The amount your investments can earn increases with the percentage of stock you hold in your portfolio. For example, an investment portfolio with 100% stock and no bonds (100/0) will earn more over time than a portfolio with 60% stock and 40% bonds (60/40). However, the 100/0 portfolio will fluctuate in value far more than the 60/40 portfolio. During the Great Recession of 2008, a well-diversified portfolio holding only stocks dropped over 58% in value from the market peak on October 7, 2007, while a 60/40 portfolio dropped only about 38%. From the market bottom on March 9, 2009, through December 31, 2017, those same portfolios earned 18% and 12% per year, respectively. Essentially, portfolios with more stock perform like the tallest roller coasters: the highs are higher and the drops are farther and steeper—and just as breathtaking.

It’s important to know where your investment portfolio falls on the continuum between low-earning and safe on one end and high-earning and volatile on the other, as determined by its mix of stocks and bonds. Finding your portfolio’s mix may be as simple as reviewing a pie chart on your brokerage statements that breaks out your percentage of stocks and percentage of bonds. Many statements include this. But before you rely on this chart alone, you’ll need to be sure the picture includes all of your accounts. If it doesn’t—or if you have accounts at several brokerage firms or your statements don’t include these percentages to begin with—you will need to do a little more work to find your overall stock and bond mix.

To do this, gather up all of your brokerage account statements including both taxable accounts, such as individual, joint, and trust accounts, and retirement accounts, such as IRA, Roth IRA, and SEP IRA. Across all of your account statements, tally up the total value of all stock investments whether in the form of individual stocks, mutual funds that hold stocks, or ETFs that hold stocks. Include US stocks, international developed country stocks, emerging markets country stocks, and real estate investment trusts (REITs). If some mutual funds or ETFs hold both stocks and bonds, include only the stock portion. Next, add up the total value of your full investments across all of your accounts.

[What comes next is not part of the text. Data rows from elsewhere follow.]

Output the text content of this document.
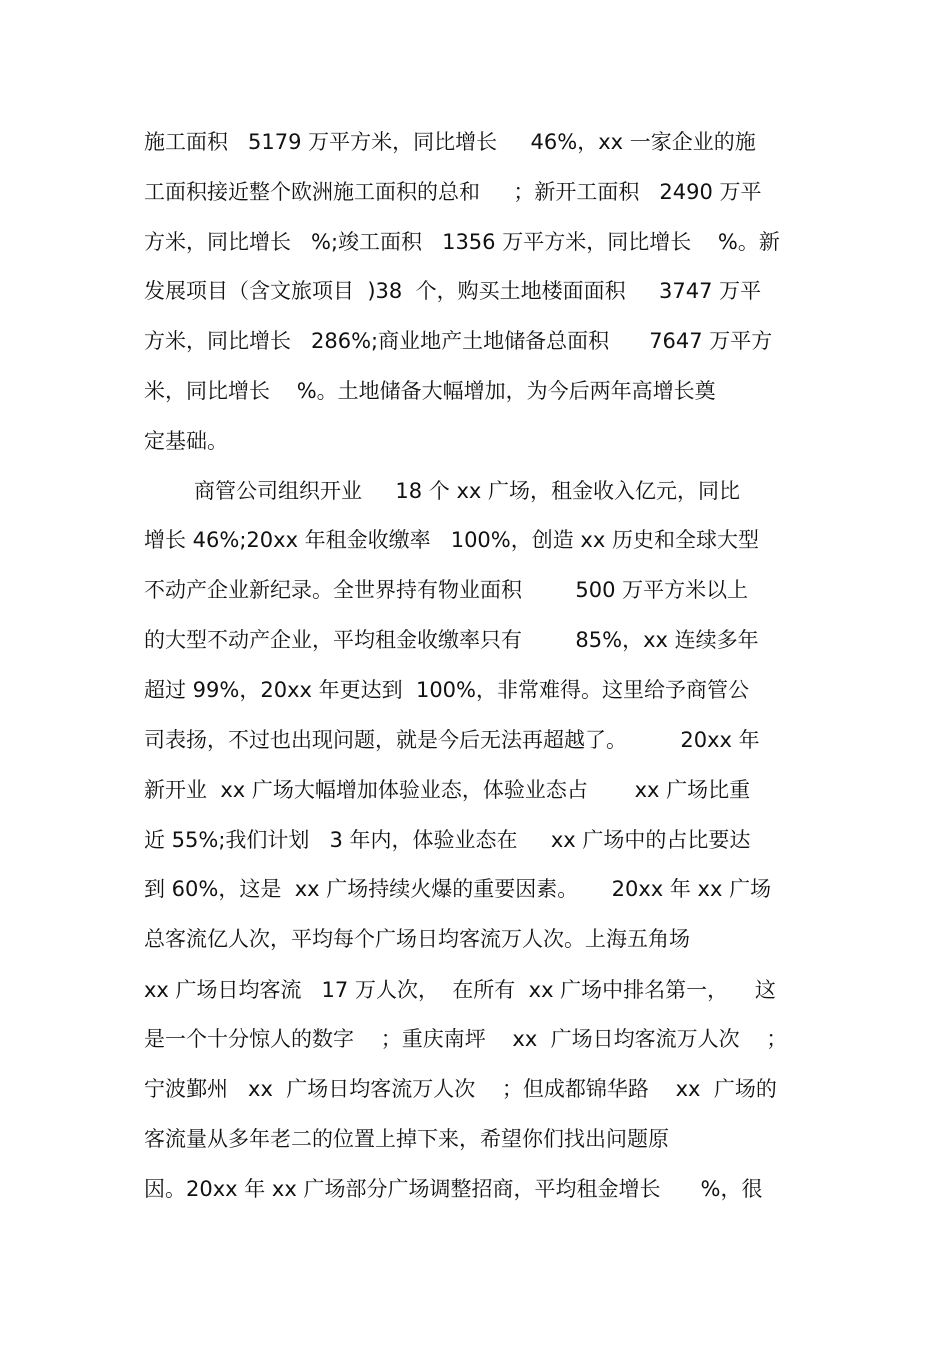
施工面积   5179 万平方米，同比增长     46%，xx 一家企业的施
工面积接近整个欧洲施工面积的总和     ；新开工面积   2490 万平
方米，同比增长   %;竣工面积   1356 万平方米，同比增长    %。新
发展项目（含文旅项目  )38  个，购买土地楼面面积     3747 万平
方米，同比增长   286%;商业地产土地储备总面积      7647 万平方
米，同比增长    %。土地储备大幅增加，为今后两年高增长奠
定基础。
商管公司组织开业     18 个 xx 广场，租金收入亿元，同比
增长 46%;20xx 年租金收缴率   100%，创造 xx 历史和全球大型
不动产企业新纪录。全世界持有物业面积        500 万平方米以上
的大型不动产企业，平均租金收缴率只有        85%，xx 连续多年
超过 99%，20xx 年更达到  100%，非常难得。这里给予商管公
司表扬，不过也出现问题，就是今后无法再超越了。        20xx 年
新开业  xx 广场大幅增加体验业态，体验业态占       xx 广场比重
近 55%;我们计划   3 年内，体验业态在     xx 广场中的占比要达
到 60%，这是  xx 广场持续火爆的重要因素。     20xx 年 xx 广场
总客流亿人次，平均每个广场日均客流万人次。上海五角场
xx 广场日均客流   17 万人次，  在所有  xx 广场中排名第一，    这
是一个十分惊人的数字    ；重庆南坪    xx  广场日均客流万人次    ；
宁波鄞州   xx  广场日均客流万人次    ；但成都锦华路    xx  广场的
客流量从多年老二的位置上掉下来，希望你们找出问题原
因。20xx 年 xx 广场部分广场调整招商，平均租金增长      %，很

Once you have these two values, divide the total value of your stock investments by the total value of your full investments. This is the portion of stocks in your portfolio. For example, if your answer after dividing this out was 0.784, then you are holding 78% of your investments in stocks and 22% in bonds.

Now you know your top-level investment mix, or asset allocation, as it’s referred to among investment professionals. From here, you can consider whether this mix is right for you, or whether your portfolio needs some adjustments to reach your target mix of stocks and bonds. After a long run-up in stock markets worldwide since the Great Recession, many portfolios left unattended have seen an increase in their percentage of stock, which makes them riskier, and maybe riskier than intended. While risk can be rewarding, you always want to be the one deciding whether or not to take a ride on that roller coaster. Being aware of your portfolio’s asset allocation allows you to balance earnings and volatility intentionally in ways that meet your needs.